I have been able to model all the conditions except for the last one. The way I have done this is by defining variables $x_{ij}^k$ where $0\leq i,j\leq n+1$ and $1\leq k\leq n$ such that $x_{ij}^k=1$ if there is a node with label $k$ on the $(i,j)$ cell and $0$ otherwise. I have also added $x_{i0}^k=x_{0j}^k=x^k_{i,n+1}=x^k_{n+1,j}=0$ for convenience in the restriction to the degree of the nodes.
How can I specify the restrictions for the graph to be connected?
If I new in advance the number of nodes, say $m$, I know that if it is not connected, then there should be a connected component of at most $\lfloor \frac{m}{2}\rfloor$ nodes and I could write equations to detect whether there is a connected component with $l$ verticies for each $1\leq l\leq \lfloor \frac{m}{2}\rfloor$. However, this is not the case, I should be able to write all the restrictions before I know the input. But even if I new the amount of vertices, the number of equations for this approach would be huge, so it would be highly inefficient.
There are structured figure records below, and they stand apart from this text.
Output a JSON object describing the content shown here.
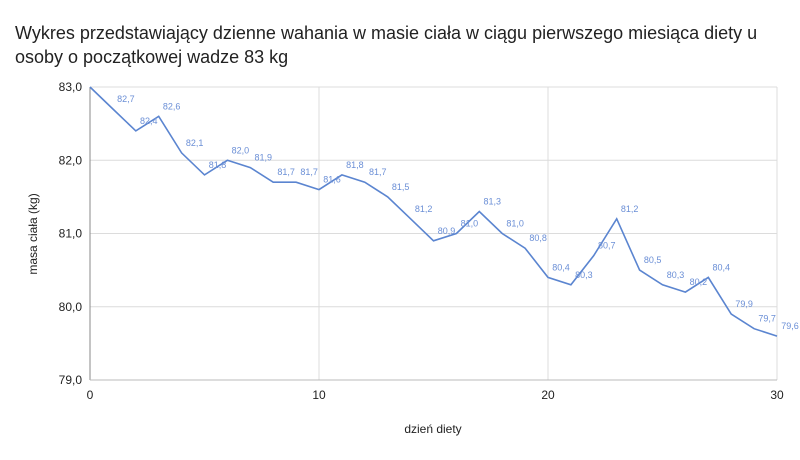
{
  "chart_data": {
    "type": "line",
    "title": "Wykres przedstawiający dzienne wahania w masie ciała w ciągu pierwszego miesiąca diety u osoby o początkowej wadze 83 kg",
    "xlabel": "dzień diety",
    "ylabel": "masa ciała (kg)",
    "xlim": [
      0,
      30
    ],
    "ylim": [
      79.0,
      83.0
    ],
    "x_ticks": [
      "0",
      "10",
      "20",
      "30"
    ],
    "y_ticks": [
      "79,0",
      "80,0",
      "81,0",
      "82,0",
      "83,0"
    ],
    "grid": true,
    "legend": null,
    "line_color": "#5b85d0",
    "label_color": "#6b8fd6",
    "series": [
      {
        "name": "masa ciała (kg)",
        "x": [
          0,
          1,
          2,
          3,
          4,
          5,
          6,
          7,
          8,
          9,
          10,
          11,
          12,
          13,
          14,
          15,
          16,
          17,
          18,
          19,
          20,
          21,
          22,
          23,
          24,
          25,
          26,
          27,
          28,
          29,
          30
        ],
        "values": [
          83.0,
          82.7,
          82.4,
          82.6,
          82.1,
          81.8,
          82.0,
          81.9,
          81.7,
          81.7,
          81.6,
          81.8,
          81.7,
          81.5,
          81.2,
          80.9,
          81.0,
          81.3,
          81.0,
          80.8,
          80.4,
          80.3,
          80.7,
          81.2,
          80.5,
          80.3,
          80.2,
          80.4,
          79.9,
          79.7,
          79.6
        ],
        "data_labels": [
          "",
          "82,7",
          "82,4",
          "82,6",
          "82,1",
          "81,8",
          "82,0",
          "81,9",
          "81,7",
          "81,7",
          "81,6",
          "81,8",
          "81,7",
          "81,5",
          "81,2",
          "80,9",
          "81,0",
          "81,3",
          "81,0",
          "80,8",
          "80,4",
          "80,3",
          "80,7",
          "81,2",
          "80,5",
          "80,3",
          "80,2",
          "80,4",
          "79,9",
          "79,7",
          "79,6"
        ]
      }
    ]
  }
}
If it helps, and example where the set of solutions provides only provide disconnected graphs is an input of 4 nodes with label 1, as they would be paired in two connected components of 2 vertices each one. So, for this input, the problem should be infeasible.
This type of constraint appears in political districting problems. See Imposing contiguity constraints in political districting models for several formulations.